Ireland is where Halloween was born as the Celtic festival of Samhain, when ghosts walked among the living. Traditions abound, like bonfires and eating barmbrack, a fruitcake whose contents can tell your fortune. Find a ring, and you'll be married within a year; a thimble, and singlehood is in your future; a stick, and lots of travel is in your future (we can help). So it's fitting Europe's biggest Halloween costume parade is in Derry (Londonderry) in Northern Ireland, next to County Donegal. Derry's 400-year-old, 18-foot-high walls are the site of ghastly performances, installations, lights, and music from October 27-30, and a parade of circus and street performers and costumed revelers walk the streets on October 31, topped off by fireworks.
O-Bon

For this three-day Lantern Festival in August, people light lanterns in their homes to welcome the souls of their ancestors to earth, and place lanterns on rivers or ponds to guide them back on the final day. In Kyoto, the best place to see the magic of glowing colorful lanterns at night on the water is the Arashimaya district, full of temples and gardens.

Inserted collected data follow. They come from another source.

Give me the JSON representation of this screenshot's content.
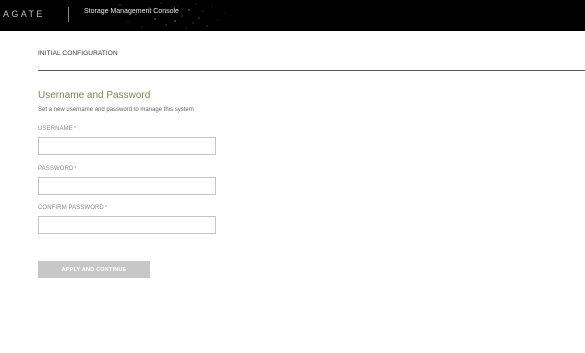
{
  "header": {
    "brand": "AGATE",
    "title": "Storage Management Console"
  },
  "section": {
    "title": "INITIAL CONFIGURATION"
  },
  "form": {
    "title": "Username and Password",
    "description": "Set a new username and password to manage this system",
    "required_marker": "*",
    "fields": [
      {
        "label": "USERNAME",
        "value": ""
      },
      {
        "label": "PASSWORD",
        "value": ""
      },
      {
        "label": "CONFIRM PASSWORD",
        "value": ""
      }
    ],
    "submit_label": "APPLY AND CONTINUE"
  },
  "colors": {
    "header_background": "#000000",
    "form_title": "#7a8a4a",
    "button_disabled": "#c7c7c7"
  }
}
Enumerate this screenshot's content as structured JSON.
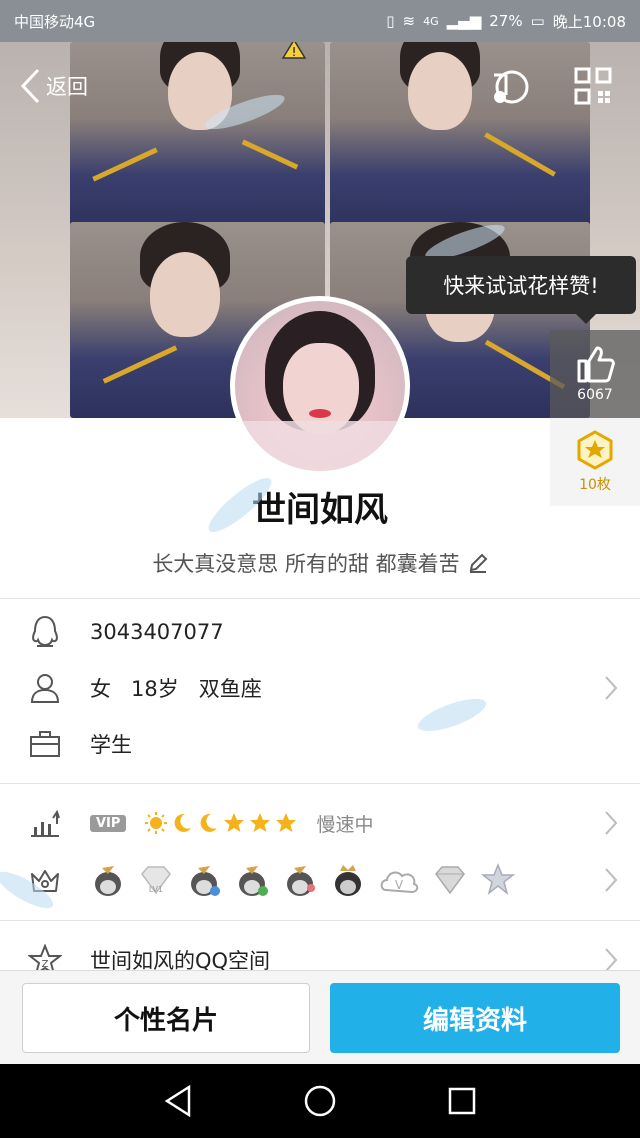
{
  "status_bar": {
    "carrier": "中国移动4G",
    "network": "4G",
    "battery": "27%",
    "time": "晚上10:08"
  },
  "nav": {
    "back_label": "返回"
  },
  "like_tip": "快来试试花样赞!",
  "likes": {
    "count": "6067"
  },
  "badge": {
    "count": "10枚"
  },
  "profile": {
    "nickname": "世间如风",
    "signature": "长大真没意思 所有的甜 都囊着苦"
  },
  "info": {
    "qq_number": "3043407077",
    "gender": "女",
    "age": "18岁",
    "zodiac": "双鱼座",
    "occupation": "学生"
  },
  "level": {
    "vip_label": "VIP",
    "status": "慢速中"
  },
  "qzone": {
    "label": "世间如风的QQ空间"
  },
  "bottom_buttons": {
    "card_label": "个性名片",
    "edit_label": "编辑资料"
  },
  "colors": {
    "accent": "#22b0e9",
    "status_bar": "#8a8f96"
  },
  "icons": [
    "back-icon",
    "music-icon",
    "qr-code-icon",
    "thumb-up-icon",
    "star-badge-icon",
    "qq-penguin-icon",
    "person-icon",
    "briefcase-icon",
    "level-chart-icon",
    "crown-icon",
    "qzone-star-icon",
    "chevron-right-icon",
    "edit-pencil-icon"
  ]
}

Bonfires are lit on five mountains that tower over Kyoto to guide the souls and defend against evil, a tradition dating to the 13th century: three fires shaped like Chinese characters used in Japanese writing, one shaped like a Shinto shrine gate, and one in the shape of a boat. Almost 10,000 lanterns with wishes tucked inside are set afloat, as monks chant, in Eihei-ji in Fukui prefecture.
Traditional dancing in kimonos and wooden sandals also takes place in Gujo city and Tokushima city. Fruit and vegetable offerings are left at Buddhist temples, where a fire is lit at the gates at the start and end of O-Bon.